When the first world champion of modern chess, Wilhelm Steinitz, died on August 12, 1900 in New York, he was completely impoverished. Nowadays, top players repeatedly announce their farewell to top-level professional chess because they lack the public support on which they depend in view of the limited commercialization prospects of their sport. This state is hardly compatible with the tradition of the game, its public reputation, its worldwide distribution and the large fan base. Even the organizers of World Chess Championships often face considerable financing problems. There is a lack of a legal framework that adequately takes into account the exploitation interests of those involved.

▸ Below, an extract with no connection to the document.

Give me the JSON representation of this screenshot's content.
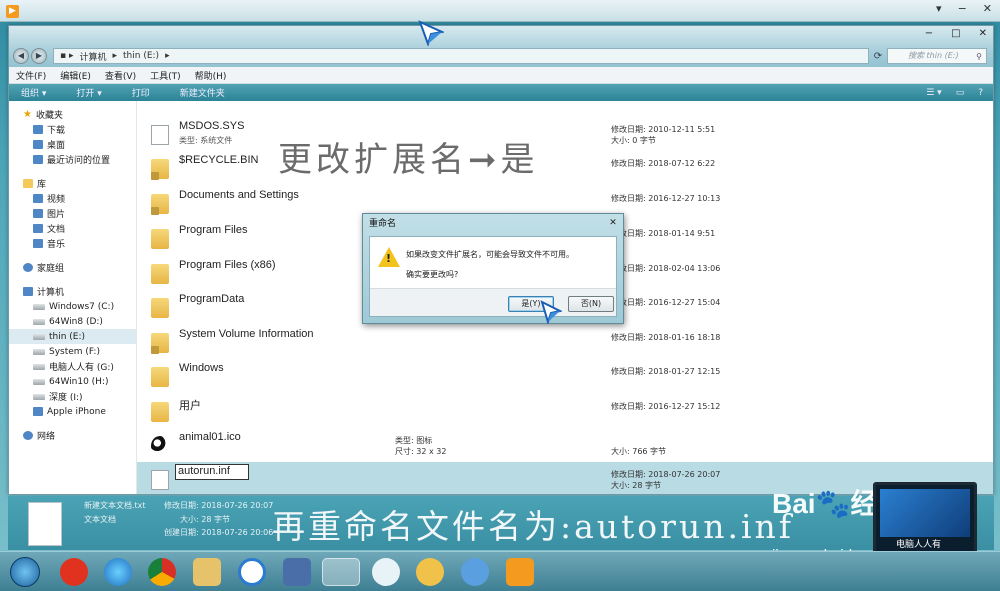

I. Problem outline For decades, the adequate remuneration of top chess players for their achievements has been the subject of intensive discussions. Given the attractiveness of chess, it is astonishing that no solution has yet been found. The German Chess Federation alone has about 90,000 members, many of whom actively participate in the game and use the games of the world-class players as illustrative material. Worldwide the number of chess fans following the world championship matches is likely to amount to several million.
Despite this interest of the spectators, the remuneration of the players so far consists mainly of prize money, which is often meagre. Only the absolute top players receive entry fees and can finance themselves by playing chess. The prize funds available are modest. One reason for this is the low commercial attractiveness of the competitions, which is at least due to their supposed lack of commercial exploitability.